Especial para los seguidores de codigoposdtalrd.net– Santo Domingo, 13 de julio de 2026
Johnny Pujols, secretario general del Partido de la Liberación Dominicana (PLD), lanzó una propuesta estratégica que podría reconfigurar el tablero opositor de cara a las elecciones presidenciales de 2028: un pacto formal entre el PLD y la Fuerza del Pueblo (FP) para garantizar el apoyo mutuo en una eventual segunda vuelta contra el Partido Revolucionario Moderno (PRM).
Según la iniciativa, ambos partidos competirían de manera libre e independiente en la primera vuelta, pero la organización que no logre clasificar respaldaría “sin restricciones” al candidato opositor que avance al balotaje, con el objetivo principal de derrotar al oficialismo que encabeza Luis Abinader.
Contexto de un panorama fragmentado
A mediados de 2026, el PRM mantiene el liderazgo en las encuestas con alrededor de un 30% de simpatía partidaria, aunque ninguna fuerza alcanza por sí sola el 50%+1 requerido para ganar en primera vuelta. La oposición se encuentra dividida: la Fuerza del Pueblo oscila entre 19% y 26%, mientras que el PLD ronda el 19-20%, con un importante bloque de votantes independientes y no alineados que podría definir el resultado.
En la FP, las figuras más visibles son Leonel Fernández y Omar Fernández; en el PLD, Gonzalo Castillo u otros aspirantes que surgirán de su consulta interna. En el PRM, el alcalde David Collado emerge como una de las cartas fuertes.
El anuncio de Pujols busca superar la histórica rivalidad entre el PLD y la FP, nacida tras la salida de Leonel Fernández en 2019, que ha fracturado el voto “boschista” y facilitado las victorias del PRM en 2020 y 2024.
Mecánica electoral y beneficios del pacto
La Constitución dominicana establece la segunda vuelta cuando ningún candidato supera el 50%+1 de los votos. Un acuerdo PLD-FP permitiría consolidar en la fase decisiva el voto opositor, que históricamente ha sumado alrededor del 39% combinado.

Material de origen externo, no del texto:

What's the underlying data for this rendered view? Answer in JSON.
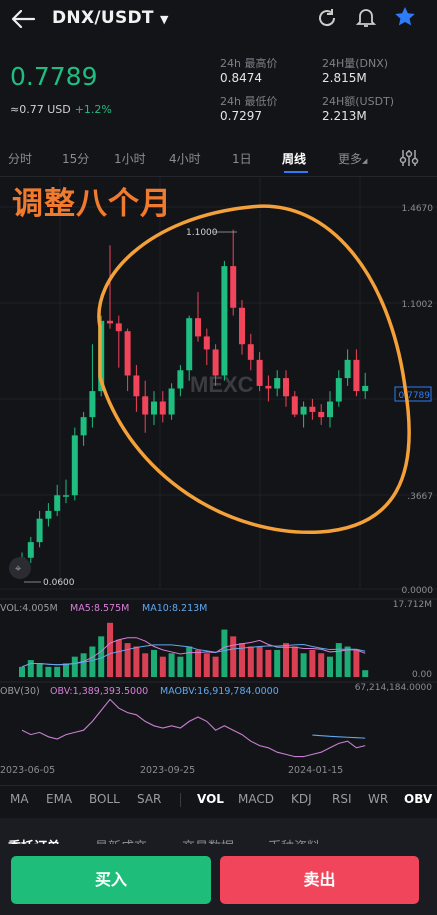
{
  "header": {
    "pair": "DNX/USDT"
  },
  "ticker": {
    "last_price": "0.7789",
    "usd_value": "≈0.77 USD",
    "change": "+1.2%",
    "stats": [
      {
        "label": "24h 最高价",
        "value": "0.8474"
      },
      {
        "label": "24H量(DNX)",
        "value": "2.815M"
      },
      {
        "label": "24h 最低价",
        "value": "0.7297"
      },
      {
        "label": "24H额(USDT)",
        "value": "2.213M"
      }
    ]
  },
  "tabs": [
    "分时",
    "15分",
    "1小时",
    "4小时",
    "1日",
    "周线",
    "更多"
  ],
  "active_tab": "周线",
  "annotation": "调整八个月",
  "chart_data": {
    "type": "candlestick",
    "price_axis": [
      "1.4670",
      "1.1002",
      "0.7789",
      ".3667",
      "0.0000"
    ],
    "max_label": "1.1000",
    "min_label": "0.0600",
    "watermark": "MEXC",
    "x_labels": [
      "2023-06-05",
      "2023-09-25",
      "2024-01-15"
    ],
    "volume_legend": {
      "vol": "VOL:4.005M",
      "ma5": "MA5:8.575M",
      "ma10": "MA10:8.213M"
    },
    "volume_axis": [
      "17.712M",
      "0.00"
    ],
    "obv_legend": {
      "name": "OBV(30)",
      "obv": "OBV:1,389,393.5000",
      "maobv": "MAOBV:16,919,784.0000"
    },
    "obv_axis": "67,214,184.0000",
    "candles": [
      {
        "o": 0.06,
        "h": 0.14,
        "l": 0.05,
        "c": 0.12
      },
      {
        "o": 0.12,
        "h": 0.2,
        "l": 0.1,
        "c": 0.18
      },
      {
        "o": 0.18,
        "h": 0.3,
        "l": 0.16,
        "c": 0.27
      },
      {
        "o": 0.27,
        "h": 0.33,
        "l": 0.24,
        "c": 0.3
      },
      {
        "o": 0.3,
        "h": 0.4,
        "l": 0.28,
        "c": 0.36
      },
      {
        "o": 0.36,
        "h": 0.42,
        "l": 0.33,
        "c": 0.36
      },
      {
        "o": 0.36,
        "h": 0.62,
        "l": 0.34,
        "c": 0.59
      },
      {
        "o": 0.59,
        "h": 0.68,
        "l": 0.55,
        "c": 0.66
      },
      {
        "o": 0.66,
        "h": 0.94,
        "l": 0.62,
        "c": 0.76
      },
      {
        "o": 0.76,
        "h": 1.05,
        "l": 0.74,
        "c": 1.03
      },
      {
        "o": 1.03,
        "h": 1.32,
        "l": 1.0,
        "c": 1.02
      },
      {
        "o": 1.02,
        "h": 1.05,
        "l": 0.85,
        "c": 0.99
      },
      {
        "o": 0.99,
        "h": 1.0,
        "l": 0.76,
        "c": 0.82
      },
      {
        "o": 0.82,
        "h": 0.86,
        "l": 0.68,
        "c": 0.74
      },
      {
        "o": 0.74,
        "h": 0.8,
        "l": 0.6,
        "c": 0.67
      },
      {
        "o": 0.67,
        "h": 0.76,
        "l": 0.63,
        "c": 0.72
      },
      {
        "o": 0.72,
        "h": 0.76,
        "l": 0.64,
        "c": 0.67
      },
      {
        "o": 0.67,
        "h": 0.79,
        "l": 0.65,
        "c": 0.77
      },
      {
        "o": 0.77,
        "h": 0.86,
        "l": 0.74,
        "c": 0.84
      },
      {
        "o": 0.84,
        "h": 1.05,
        "l": 0.8,
        "c": 1.04
      },
      {
        "o": 1.04,
        "h": 1.14,
        "l": 0.95,
        "c": 0.97
      },
      {
        "o": 0.97,
        "h": 1.0,
        "l": 0.86,
        "c": 0.92
      },
      {
        "o": 0.92,
        "h": 0.94,
        "l": 0.78,
        "c": 0.82
      },
      {
        "o": 0.82,
        "h": 1.26,
        "l": 0.8,
        "c": 1.24
      },
      {
        "o": 1.24,
        "h": 1.38,
        "l": 1.05,
        "c": 1.08
      },
      {
        "o": 1.08,
        "h": 1.11,
        "l": 0.9,
        "c": 0.94
      },
      {
        "o": 0.94,
        "h": 0.98,
        "l": 0.84,
        "c": 0.88
      },
      {
        "o": 0.88,
        "h": 0.91,
        "l": 0.76,
        "c": 0.78
      },
      {
        "o": 0.78,
        "h": 0.82,
        "l": 0.72,
        "c": 0.77
      },
      {
        "o": 0.77,
        "h": 0.84,
        "l": 0.74,
        "c": 0.81
      },
      {
        "o": 0.81,
        "h": 0.84,
        "l": 0.7,
        "c": 0.74
      },
      {
        "o": 0.74,
        "h": 0.76,
        "l": 0.66,
        "c": 0.67
      },
      {
        "o": 0.67,
        "h": 0.72,
        "l": 0.62,
        "c": 0.7
      },
      {
        "o": 0.7,
        "h": 0.73,
        "l": 0.65,
        "c": 0.68
      },
      {
        "o": 0.68,
        "h": 0.71,
        "l": 0.63,
        "c": 0.66
      },
      {
        "o": 0.66,
        "h": 0.76,
        "l": 0.62,
        "c": 0.72
      },
      {
        "o": 0.72,
        "h": 0.84,
        "l": 0.7,
        "c": 0.81
      },
      {
        "o": 0.81,
        "h": 0.92,
        "l": 0.78,
        "c": 0.88
      },
      {
        "o": 0.88,
        "h": 0.92,
        "l": 0.74,
        "c": 0.76
      },
      {
        "o": 0.76,
        "h": 0.83,
        "l": 0.73,
        "c": 0.78
      }
    ],
    "volume": [
      3,
      5,
      4,
      3,
      3,
      4,
      6,
      7,
      9,
      12,
      16,
      11,
      10,
      9,
      7,
      8,
      6,
      7,
      6,
      9,
      8,
      7,
      6,
      14,
      12,
      10,
      9,
      9,
      8,
      8,
      10,
      9,
      7,
      8,
      7,
      6,
      10,
      9,
      8,
      2
    ],
    "obv": [
      18,
      16,
      17,
      15,
      14,
      16,
      17,
      18,
      22,
      27,
      32,
      28,
      26,
      25,
      22,
      20,
      19,
      20,
      19,
      22,
      24,
      22,
      18,
      20,
      18,
      16,
      13,
      11,
      10,
      8,
      7,
      6,
      6,
      7,
      8,
      10,
      12,
      13,
      10,
      11
    ],
    "maobv": [
      18,
      18,
      18,
      17,
      17,
      17,
      17,
      17,
      17,
      17,
      16,
      16,
      16,
      16,
      16,
      16,
      16,
      16,
      16,
      16,
      16,
      16,
      16,
      16,
      16,
      16,
      16,
      16,
      16,
      16,
      16,
      16,
      16,
      15.8,
      15.5,
      15.2,
      15,
      14.8,
      14.6,
      14.4
    ]
  },
  "indicators": [
    "MA",
    "EMA",
    "BOLL",
    "SAR",
    "VOL",
    "MACD",
    "KDJ",
    "RSI",
    "WR",
    "OBV"
  ],
  "bottom_tabs": [
    "委托订单",
    "最新成交",
    "交易数据",
    "币种资料"
  ],
  "actions": {
    "buy": "买入",
    "sell": "卖出"
  },
  "colors": {
    "up": "#1fbd80",
    "down": "#f0455a",
    "accent": "#2f7bf5",
    "annotation": "#f5a13a"
  }
}
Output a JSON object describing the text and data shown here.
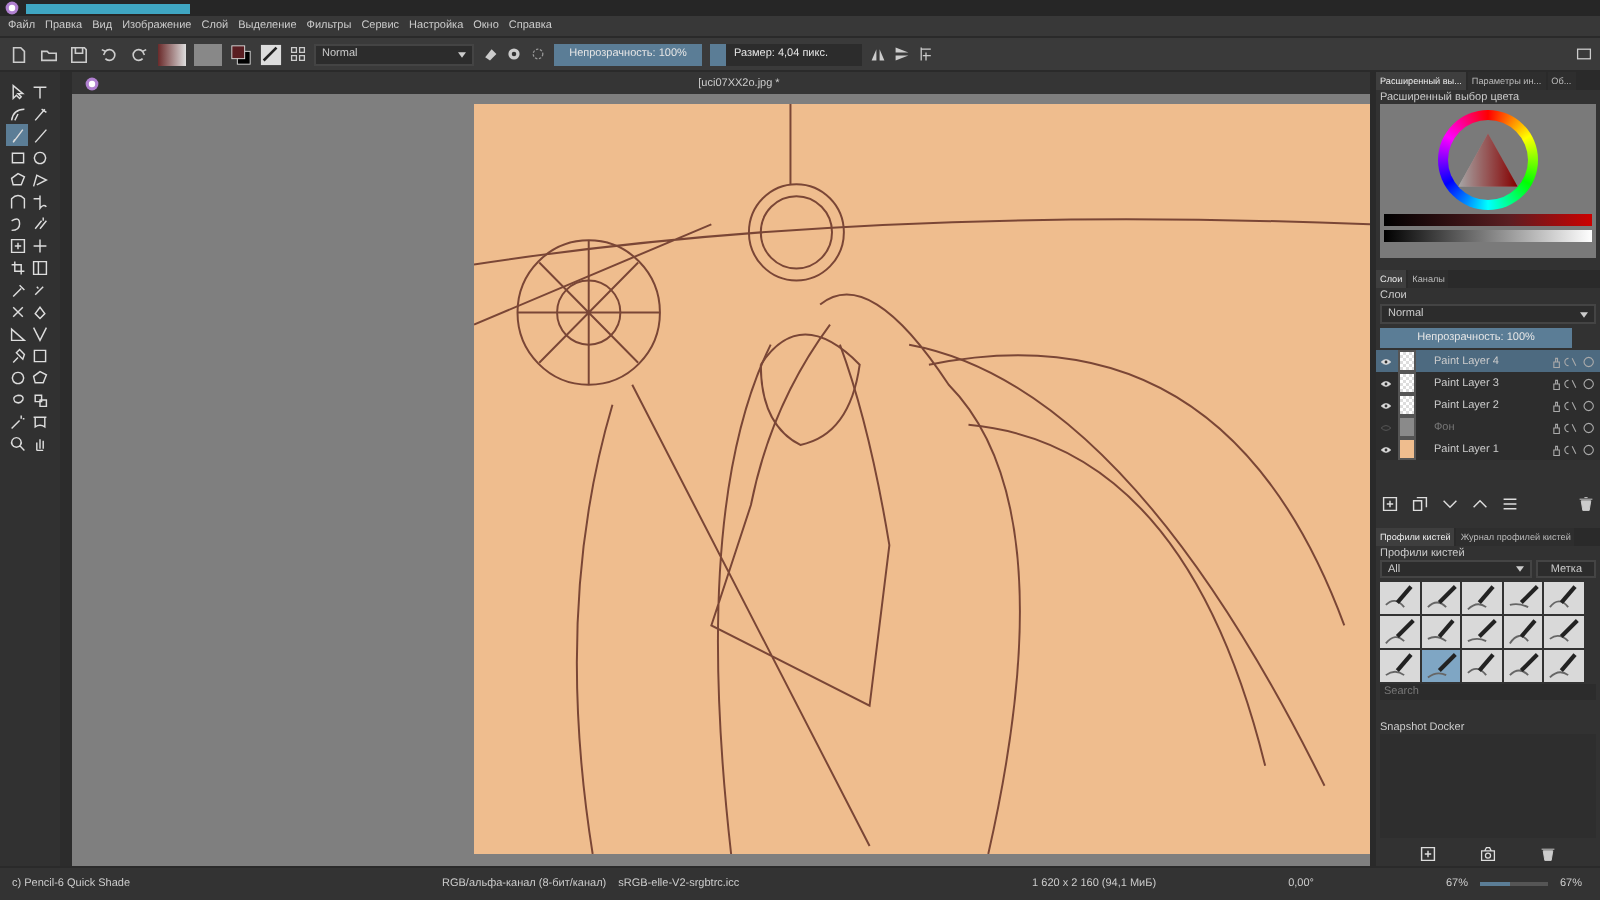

“Se trata de madurez política”, señaló Pujols, al enfatizar que la competencia en primera vuelta permitiría a cada organización fortalecer su base, presentar propuestas y medir fuerzas, mientras se garantiza la unidad frente al adversario común en la recta final.
Reacciones y desafíos
Desde el oficialismo se anticipa que el PRM calificaría el pacto como “oportunista” y destacaría la división inicial entre las fuerzas opositoras para reforzar su narrativa de estabilidad.
Entre los analistas, la propuesta es vista como un ejercicio de ingeniería electoral pragmática, pero enfrenta importantes obstáculos:
- Déficit de confianza: Las heridas de la ruptura entre Danilo Medina y Leonel Fernández siguen abiertas y podrían dificultar el cumplimiento cabal del acuerdo.
- Divisiones internas: Tanto en el PLD como en la FP existen sectores que podrían resistirse a ceder protagonismo.
- Percepción ciudadana: Parte del electorado independiente podría interpretarlo como un “arreglo de élites” más que como una alianza programática.
No obstante, encuestas recientes indican que una mayoría de simpatizantes de la FP (alrededor del 59% en un sondeo) ve con buenos ojos posibles alianzas con el PLD.
¿Un punto de inflexión para 2028?
La propuesta de Johnny Pujols refleja el intento del PLD por reposicionarse como actor clave de la oposición bajo su actual dirigencia, con énfasis en la reorganización territorial y la construcción de alternativas.
De materializarse con compromisos concretos —incluyendo eventuales negociaciones sobre candidaturas, reparto de posiciones y coordinación legislativa y municipal—, el pacto podría forzar una segunda vuelta competitiva y poner en jaque la continuidad del PRM.
Sin embargo, su viabilidad dependerá de la respuesta de la dirección de la Fuerza del Pueblo y de la capacidad de ambas organizaciones para superar años de desconfianza mutua. Los próximos meses, marcados por los procesos internos de cada partido, serán determinantes.
Los votantes dominicanos, cansados de la fragmentación que ha favorecido al oficialismo, tendrán la última palabra sobre si este tipo de acuerdos restauran la confianza o profundizan el escepticismo hacia la clase política.